Once the a session is over, memfaultctl end-session can be used to build a Metric Report for the aggregated metric readings captured during the session. Optionally, gauge readings can be passed to the session as additional arguments to memfaultctl start-session and memfaultctl end-session. In this example, we might pass a recording_errored reading with memfaultctl end-session to indicate whether our camera recording session experienced an error while it was recording video (where 1 indicates an error was experience and 0 indicates no errors). The command to end the recording session and report no errors would look like:

# memfaultctl end-session camera-recording recording_errored=0

Once a session is ended, its report is written to disk by memfaultd and it will be uploaded the next time memfaultd uploads data (as configured by upload_interval_seconds).

Testing your integration

During the development phase, we recommend setting a low value (e.g. 60 seconds) for the heartbeat_interval_seconds and upload_interval_seconds settings in /etc/memfaultd.conf. Take a look at the /etc/memfaultd.conf reference for more information.

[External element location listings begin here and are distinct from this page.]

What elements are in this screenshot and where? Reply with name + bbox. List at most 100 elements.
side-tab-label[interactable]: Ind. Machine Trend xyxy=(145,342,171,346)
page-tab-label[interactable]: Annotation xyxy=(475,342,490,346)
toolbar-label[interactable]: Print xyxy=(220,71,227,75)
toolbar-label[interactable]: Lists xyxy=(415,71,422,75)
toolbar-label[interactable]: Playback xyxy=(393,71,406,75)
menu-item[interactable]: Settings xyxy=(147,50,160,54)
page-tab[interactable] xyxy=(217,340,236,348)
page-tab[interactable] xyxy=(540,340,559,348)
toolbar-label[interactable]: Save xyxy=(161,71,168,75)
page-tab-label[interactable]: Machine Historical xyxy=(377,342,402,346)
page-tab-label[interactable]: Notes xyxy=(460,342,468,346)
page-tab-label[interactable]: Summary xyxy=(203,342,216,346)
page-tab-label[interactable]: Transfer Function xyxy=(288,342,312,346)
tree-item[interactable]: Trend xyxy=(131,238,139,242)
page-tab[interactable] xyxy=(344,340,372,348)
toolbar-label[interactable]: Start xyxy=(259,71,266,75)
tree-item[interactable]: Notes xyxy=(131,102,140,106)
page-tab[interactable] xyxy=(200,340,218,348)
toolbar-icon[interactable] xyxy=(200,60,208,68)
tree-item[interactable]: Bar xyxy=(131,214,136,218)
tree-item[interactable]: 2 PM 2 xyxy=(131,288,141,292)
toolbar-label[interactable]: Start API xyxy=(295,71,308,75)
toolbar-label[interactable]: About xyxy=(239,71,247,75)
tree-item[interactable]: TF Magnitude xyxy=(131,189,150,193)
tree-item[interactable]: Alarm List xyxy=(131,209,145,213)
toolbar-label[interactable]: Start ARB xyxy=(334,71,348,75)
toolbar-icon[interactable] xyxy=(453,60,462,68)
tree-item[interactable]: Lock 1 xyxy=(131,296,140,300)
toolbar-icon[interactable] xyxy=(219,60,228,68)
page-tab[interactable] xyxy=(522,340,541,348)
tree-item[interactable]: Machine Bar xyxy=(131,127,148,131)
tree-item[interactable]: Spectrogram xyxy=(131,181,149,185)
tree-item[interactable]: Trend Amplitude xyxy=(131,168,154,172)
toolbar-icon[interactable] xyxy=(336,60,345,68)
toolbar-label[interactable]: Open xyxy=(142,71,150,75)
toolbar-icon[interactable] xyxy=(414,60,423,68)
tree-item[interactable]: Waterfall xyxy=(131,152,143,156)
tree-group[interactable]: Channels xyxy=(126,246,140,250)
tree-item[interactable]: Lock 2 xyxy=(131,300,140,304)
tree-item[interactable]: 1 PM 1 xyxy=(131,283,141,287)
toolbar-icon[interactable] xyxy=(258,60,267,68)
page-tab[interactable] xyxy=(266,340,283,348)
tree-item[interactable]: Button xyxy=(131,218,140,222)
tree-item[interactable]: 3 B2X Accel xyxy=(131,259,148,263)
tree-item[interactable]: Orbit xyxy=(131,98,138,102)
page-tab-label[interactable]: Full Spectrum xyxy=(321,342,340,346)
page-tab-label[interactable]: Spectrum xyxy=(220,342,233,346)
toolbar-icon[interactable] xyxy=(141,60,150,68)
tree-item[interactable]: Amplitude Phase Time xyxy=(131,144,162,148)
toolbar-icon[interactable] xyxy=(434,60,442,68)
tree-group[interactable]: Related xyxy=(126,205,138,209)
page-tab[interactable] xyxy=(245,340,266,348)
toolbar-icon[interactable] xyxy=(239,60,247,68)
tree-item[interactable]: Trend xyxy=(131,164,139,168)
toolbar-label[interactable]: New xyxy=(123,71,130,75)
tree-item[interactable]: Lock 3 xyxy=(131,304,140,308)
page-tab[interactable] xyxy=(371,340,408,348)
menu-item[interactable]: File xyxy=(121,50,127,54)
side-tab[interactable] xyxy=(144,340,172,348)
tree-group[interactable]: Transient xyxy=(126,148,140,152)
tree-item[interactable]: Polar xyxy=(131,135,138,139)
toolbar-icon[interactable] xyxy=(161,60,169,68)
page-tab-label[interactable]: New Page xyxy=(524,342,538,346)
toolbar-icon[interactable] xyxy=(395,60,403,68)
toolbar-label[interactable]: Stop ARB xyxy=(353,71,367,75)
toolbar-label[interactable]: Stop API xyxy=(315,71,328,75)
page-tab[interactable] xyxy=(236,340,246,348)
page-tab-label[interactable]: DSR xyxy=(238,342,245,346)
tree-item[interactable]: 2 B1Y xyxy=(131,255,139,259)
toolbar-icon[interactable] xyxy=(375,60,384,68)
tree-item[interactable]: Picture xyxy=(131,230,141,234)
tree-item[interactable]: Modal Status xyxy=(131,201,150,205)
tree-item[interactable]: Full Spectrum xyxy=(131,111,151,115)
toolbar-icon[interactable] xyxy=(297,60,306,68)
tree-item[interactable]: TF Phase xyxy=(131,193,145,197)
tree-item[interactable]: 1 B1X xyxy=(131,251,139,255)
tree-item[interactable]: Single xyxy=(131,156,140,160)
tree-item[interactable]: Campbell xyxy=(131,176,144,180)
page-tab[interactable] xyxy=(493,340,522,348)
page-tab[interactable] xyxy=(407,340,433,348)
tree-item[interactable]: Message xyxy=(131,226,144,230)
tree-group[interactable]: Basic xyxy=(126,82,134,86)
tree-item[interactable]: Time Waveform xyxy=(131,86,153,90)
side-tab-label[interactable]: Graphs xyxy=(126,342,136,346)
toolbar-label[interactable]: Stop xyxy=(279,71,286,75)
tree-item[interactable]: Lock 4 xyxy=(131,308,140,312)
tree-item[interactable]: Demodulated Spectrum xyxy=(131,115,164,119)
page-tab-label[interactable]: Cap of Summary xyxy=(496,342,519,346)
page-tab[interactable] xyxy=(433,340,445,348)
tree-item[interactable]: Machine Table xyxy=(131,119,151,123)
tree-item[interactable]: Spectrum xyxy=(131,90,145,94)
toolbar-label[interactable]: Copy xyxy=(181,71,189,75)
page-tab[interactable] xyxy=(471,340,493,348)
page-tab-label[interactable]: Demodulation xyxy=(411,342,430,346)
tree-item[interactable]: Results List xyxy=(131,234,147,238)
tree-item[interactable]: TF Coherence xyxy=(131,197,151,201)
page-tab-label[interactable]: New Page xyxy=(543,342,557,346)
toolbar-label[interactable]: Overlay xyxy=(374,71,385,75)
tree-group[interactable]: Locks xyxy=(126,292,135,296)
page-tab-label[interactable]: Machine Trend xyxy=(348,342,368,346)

For changes in /etc/memfaultd.conf to take effect, you'll need to restart the memfaultd daemon:

$ systemctl restart memfaultd

Finally, we recommend enabling developer mode for this device in the Memfault backend to lift any rate limiting and allow you to see your data in the Memfault Web App as soon as possible.

The following section should help you figure out where you may expect data to be accessible in the Memfault Web Application.

Viewing Metrics in the Web Application

To see detailed reports from a specific device, find the device in Fleet → Devices, and then open its Timeline tab.

Open Dashboards → Metrics to create Metric Charts that monitor metrics at the fleet level by aggregating the data from each device.

To receive notifications when your metrics exceed a certain threshold or meet any complex set of criteria, you can set up Alerts. Navigate to Alerts using the main menu on the Memfault Web App.